You need to understand yourself first before you can start to tread the path of empathy. If you do it with sincerity, rigour and perseverance, magic happens. It’s a bit like spirituality, you need to become one with the soul of the cosmos to find peace and harmony. You need to become one with the user to emotionally and spiritually go through their experiences. Then, you don’t even need to discern insights, you feel them.

Who is it for and why

Empathy (as a word, concept or practice) is generally not associated with, or embraced by business people, management and boardrooms. Empathy is associated with being soft in nature. It is not considered of much value in the hard world of business. It is not directly associated with making informed business decisions.

In fact, it is the other way around. Empathy is at the core of creating value for the customer. Empathy helps in gaining deeper understanding of customer needs, which in turn enables businesses to create products and service propositions that answer to those needs. As Microsoft CEO Satya Nadella says, “…unmet and unarticulated needs of customers is the source of innovation”. He is someone who practices what he says. He spends considerable time visiting customers around the world to understand their lives, pain points and aspirations. By shaping behaviour of Microsoft’s top management with such seemingly soft practices like ‘empathy’ and ‘non-violent communication’, he has been able to create unprecedented value of USD250 Billion for Microsoft in the last four years of his tenure as CEO. This demonstrates the power of empathy. It is not something mushy; it delivers real results.

Co-design

Co-design can be defined as the practice of supplementing empathy with action that aims at changing the state of things for the user for better.

Empathy by itself is not sufficient if you don’t act to change the situation. I can empathise with you and still do nothing. Empathy needs to be supplemented by action to produce results. That’s why co-design becomes critical. Co-design is about co-thinking and co-making solutions with the user, for the user. Co-design is about this constructive action.

Normally, whenever we are presented with a problem, we tend to jump into solutions. In co-design, the approach is more reflective, systematic and rigorous. When you are presented with a problem, take a step back and see who it is for (the user). Then, try to get into the world of this user, and understand her pains, desires and aspirations. Equipped with these insights, come back to your business intent and see what ways you can create value for her.

Where can it be applied

Our experience has shown that these core principles of empathy and co-design are agnostic to the type of business, product or service, function or hierarchy. These can be applied by top management to develop growth roadmaps, to cultivate a culture of innovation in organisation or to design people-centric productive organisations. These principles are equally effective in developing stronger brands that connect with the users or to design digital products that users love.

Design-thinking is like salt

If you internalise these principles of empathy and co-design, they can be applied in any situation. These principles or mindsets can be applied along with your other ways of working. In that sense, it is like salt.

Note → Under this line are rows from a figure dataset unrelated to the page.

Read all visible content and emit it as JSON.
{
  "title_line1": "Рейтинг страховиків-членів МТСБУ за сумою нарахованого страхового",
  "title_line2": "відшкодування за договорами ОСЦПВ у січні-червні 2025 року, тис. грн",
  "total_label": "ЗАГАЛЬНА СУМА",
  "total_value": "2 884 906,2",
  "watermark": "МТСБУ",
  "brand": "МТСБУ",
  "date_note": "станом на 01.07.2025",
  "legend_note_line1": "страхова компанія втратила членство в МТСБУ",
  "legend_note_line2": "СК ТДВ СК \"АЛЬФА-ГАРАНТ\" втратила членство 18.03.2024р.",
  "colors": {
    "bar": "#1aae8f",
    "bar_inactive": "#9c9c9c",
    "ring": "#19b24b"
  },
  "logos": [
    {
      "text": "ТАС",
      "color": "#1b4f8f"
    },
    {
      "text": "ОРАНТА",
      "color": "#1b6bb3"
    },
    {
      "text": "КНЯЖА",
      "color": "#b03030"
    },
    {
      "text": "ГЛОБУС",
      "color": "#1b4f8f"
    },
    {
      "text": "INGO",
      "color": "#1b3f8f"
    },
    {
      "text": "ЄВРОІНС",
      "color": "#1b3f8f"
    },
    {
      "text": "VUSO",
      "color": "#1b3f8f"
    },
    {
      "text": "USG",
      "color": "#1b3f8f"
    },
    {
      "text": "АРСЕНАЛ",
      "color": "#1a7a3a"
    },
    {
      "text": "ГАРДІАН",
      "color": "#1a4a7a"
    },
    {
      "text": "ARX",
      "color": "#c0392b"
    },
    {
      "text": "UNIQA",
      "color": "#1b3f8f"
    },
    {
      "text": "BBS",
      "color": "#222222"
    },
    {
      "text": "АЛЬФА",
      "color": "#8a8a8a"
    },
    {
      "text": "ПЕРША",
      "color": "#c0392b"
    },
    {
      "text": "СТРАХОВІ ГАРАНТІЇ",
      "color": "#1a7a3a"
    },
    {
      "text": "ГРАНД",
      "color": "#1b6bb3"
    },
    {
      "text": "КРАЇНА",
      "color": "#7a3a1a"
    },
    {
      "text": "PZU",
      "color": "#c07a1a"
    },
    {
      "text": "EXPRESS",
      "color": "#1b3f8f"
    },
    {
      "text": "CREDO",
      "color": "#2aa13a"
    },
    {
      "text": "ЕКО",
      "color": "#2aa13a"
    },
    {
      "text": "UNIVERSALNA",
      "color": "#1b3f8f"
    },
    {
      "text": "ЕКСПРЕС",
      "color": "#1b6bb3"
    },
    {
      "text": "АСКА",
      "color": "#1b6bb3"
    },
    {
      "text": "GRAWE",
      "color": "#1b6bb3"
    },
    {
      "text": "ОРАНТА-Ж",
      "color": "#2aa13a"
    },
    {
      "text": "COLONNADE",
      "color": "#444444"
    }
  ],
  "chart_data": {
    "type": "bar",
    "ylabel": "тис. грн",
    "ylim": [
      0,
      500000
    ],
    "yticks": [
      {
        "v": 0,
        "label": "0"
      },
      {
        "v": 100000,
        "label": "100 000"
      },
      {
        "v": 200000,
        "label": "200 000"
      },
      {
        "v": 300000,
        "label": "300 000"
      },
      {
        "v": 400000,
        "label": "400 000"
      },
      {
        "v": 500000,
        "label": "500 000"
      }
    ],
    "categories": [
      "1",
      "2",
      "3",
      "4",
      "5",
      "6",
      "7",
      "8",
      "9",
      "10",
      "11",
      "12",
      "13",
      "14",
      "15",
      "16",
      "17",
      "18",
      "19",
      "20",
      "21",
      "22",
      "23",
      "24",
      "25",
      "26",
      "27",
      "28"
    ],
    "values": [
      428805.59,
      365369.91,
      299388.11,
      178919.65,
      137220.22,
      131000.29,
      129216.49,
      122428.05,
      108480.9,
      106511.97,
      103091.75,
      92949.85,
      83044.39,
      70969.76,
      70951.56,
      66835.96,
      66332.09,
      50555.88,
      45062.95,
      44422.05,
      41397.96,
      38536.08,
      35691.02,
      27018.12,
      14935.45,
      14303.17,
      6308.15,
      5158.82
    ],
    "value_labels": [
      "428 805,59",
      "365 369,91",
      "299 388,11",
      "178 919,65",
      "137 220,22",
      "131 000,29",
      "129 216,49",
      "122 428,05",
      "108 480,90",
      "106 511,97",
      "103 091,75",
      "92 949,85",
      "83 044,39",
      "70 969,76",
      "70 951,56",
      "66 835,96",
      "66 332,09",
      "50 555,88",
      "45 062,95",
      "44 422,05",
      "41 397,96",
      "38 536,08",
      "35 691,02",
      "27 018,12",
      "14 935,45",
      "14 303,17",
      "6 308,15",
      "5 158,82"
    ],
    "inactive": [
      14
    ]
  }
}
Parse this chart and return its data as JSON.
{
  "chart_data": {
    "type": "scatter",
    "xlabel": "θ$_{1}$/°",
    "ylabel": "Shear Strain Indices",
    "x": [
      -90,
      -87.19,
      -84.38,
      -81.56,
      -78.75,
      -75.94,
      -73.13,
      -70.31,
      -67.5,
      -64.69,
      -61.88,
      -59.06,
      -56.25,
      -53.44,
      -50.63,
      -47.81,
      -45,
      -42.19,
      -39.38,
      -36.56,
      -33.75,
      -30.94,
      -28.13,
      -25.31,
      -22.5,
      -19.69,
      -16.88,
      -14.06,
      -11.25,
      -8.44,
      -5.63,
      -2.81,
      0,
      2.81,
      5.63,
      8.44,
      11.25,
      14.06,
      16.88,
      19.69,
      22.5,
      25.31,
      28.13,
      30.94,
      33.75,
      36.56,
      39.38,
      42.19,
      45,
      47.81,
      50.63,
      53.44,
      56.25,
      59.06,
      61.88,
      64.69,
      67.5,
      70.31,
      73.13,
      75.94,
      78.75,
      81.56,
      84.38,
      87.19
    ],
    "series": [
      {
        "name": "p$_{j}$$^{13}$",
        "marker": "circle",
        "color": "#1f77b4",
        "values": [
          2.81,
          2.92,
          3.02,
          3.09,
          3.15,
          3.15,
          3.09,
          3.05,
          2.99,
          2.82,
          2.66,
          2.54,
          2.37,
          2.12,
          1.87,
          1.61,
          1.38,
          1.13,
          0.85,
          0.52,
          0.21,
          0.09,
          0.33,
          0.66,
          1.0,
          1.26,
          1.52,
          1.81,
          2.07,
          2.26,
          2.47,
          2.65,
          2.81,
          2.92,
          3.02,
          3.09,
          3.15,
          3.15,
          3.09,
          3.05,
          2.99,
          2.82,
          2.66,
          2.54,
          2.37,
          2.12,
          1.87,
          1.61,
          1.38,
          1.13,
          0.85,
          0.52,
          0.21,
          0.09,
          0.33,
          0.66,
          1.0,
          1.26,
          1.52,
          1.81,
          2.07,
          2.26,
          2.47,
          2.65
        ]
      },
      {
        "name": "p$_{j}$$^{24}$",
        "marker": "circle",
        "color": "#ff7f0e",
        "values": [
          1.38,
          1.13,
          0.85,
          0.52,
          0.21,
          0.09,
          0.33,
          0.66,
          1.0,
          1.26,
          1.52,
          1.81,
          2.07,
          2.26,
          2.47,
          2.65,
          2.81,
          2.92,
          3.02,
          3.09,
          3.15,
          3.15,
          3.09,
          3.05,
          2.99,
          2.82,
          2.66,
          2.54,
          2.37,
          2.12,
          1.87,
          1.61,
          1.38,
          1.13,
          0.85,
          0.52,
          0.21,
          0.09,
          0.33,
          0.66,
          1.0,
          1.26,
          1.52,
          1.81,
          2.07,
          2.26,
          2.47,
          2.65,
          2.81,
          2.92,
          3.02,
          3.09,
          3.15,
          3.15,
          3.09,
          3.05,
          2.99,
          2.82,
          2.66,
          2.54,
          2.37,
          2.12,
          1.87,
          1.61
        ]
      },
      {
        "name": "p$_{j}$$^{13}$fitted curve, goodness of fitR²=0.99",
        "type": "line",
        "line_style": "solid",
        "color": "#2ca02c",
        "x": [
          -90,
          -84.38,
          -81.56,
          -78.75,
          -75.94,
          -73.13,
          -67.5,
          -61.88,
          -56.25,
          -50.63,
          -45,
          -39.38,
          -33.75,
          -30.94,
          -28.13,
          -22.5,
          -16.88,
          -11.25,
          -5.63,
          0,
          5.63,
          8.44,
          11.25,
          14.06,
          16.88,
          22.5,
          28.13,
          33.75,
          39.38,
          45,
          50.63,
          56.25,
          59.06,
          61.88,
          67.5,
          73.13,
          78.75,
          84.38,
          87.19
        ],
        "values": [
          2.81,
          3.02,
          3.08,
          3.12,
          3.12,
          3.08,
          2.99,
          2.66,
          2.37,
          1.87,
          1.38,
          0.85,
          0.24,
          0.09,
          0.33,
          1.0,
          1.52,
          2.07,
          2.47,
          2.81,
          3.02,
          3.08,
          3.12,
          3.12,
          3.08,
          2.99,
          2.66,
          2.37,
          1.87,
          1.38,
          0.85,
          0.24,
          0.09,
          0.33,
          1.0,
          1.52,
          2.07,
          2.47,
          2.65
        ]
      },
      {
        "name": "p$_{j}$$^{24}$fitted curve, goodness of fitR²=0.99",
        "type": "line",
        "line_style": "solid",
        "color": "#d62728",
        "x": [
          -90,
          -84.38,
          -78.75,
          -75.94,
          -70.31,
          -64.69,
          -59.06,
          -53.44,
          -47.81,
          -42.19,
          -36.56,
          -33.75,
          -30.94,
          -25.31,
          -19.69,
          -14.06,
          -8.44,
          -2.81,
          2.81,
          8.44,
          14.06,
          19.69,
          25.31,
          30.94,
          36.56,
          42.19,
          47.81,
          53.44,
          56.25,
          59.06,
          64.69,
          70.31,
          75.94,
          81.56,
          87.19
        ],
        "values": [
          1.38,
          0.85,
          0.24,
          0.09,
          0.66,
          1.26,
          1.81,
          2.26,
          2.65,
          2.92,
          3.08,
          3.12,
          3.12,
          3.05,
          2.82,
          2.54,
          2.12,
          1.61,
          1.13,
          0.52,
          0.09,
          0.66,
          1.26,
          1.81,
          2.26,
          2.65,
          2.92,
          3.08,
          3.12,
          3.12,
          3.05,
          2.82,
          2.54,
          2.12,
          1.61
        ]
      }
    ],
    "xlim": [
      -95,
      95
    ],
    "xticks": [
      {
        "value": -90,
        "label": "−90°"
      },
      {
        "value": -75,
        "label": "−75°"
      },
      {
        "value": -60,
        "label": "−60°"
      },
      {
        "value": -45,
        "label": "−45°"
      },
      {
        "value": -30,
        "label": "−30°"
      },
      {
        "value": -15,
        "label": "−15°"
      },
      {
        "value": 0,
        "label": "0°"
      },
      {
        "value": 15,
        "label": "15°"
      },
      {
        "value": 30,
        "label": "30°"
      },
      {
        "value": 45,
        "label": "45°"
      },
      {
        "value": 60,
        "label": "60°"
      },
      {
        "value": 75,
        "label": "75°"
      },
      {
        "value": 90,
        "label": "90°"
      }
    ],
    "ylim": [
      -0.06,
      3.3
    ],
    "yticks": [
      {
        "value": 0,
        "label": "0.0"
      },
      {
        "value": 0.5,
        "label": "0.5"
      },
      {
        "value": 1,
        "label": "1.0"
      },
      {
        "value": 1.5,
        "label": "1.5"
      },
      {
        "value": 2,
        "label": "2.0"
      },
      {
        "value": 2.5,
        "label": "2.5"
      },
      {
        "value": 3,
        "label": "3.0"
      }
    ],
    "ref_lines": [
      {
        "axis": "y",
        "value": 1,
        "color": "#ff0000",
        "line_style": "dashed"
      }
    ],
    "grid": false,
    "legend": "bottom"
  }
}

Design-thinking better not be treated as some revolutionary thing that has now come and should replace what already exists. It is something that you need to add to what you are already doing - and like salt, by itself, it doesn’t make a good meal.

A bunch of design-thinking experts alone cannot turn business around. The mindset of empathy and co-design has to permeate through the organisation or teams. Design-thinking needs to work together with existing areas of expertise and mix with them to bring empathy and co-design that add value to what is already being done. There is no one process of how to “do” design-thinking in an organisation, just like there is no one recipe to blindly follow on how you should use salt to cook.

empathy | ˈempəTHē |

noun The ability to understand and share the feelings of another.

ORIGIN

Early 20th century: from Greek empatheia

(from em- ‘in’ + pathos ‘feeling’) translating German Einfühlung.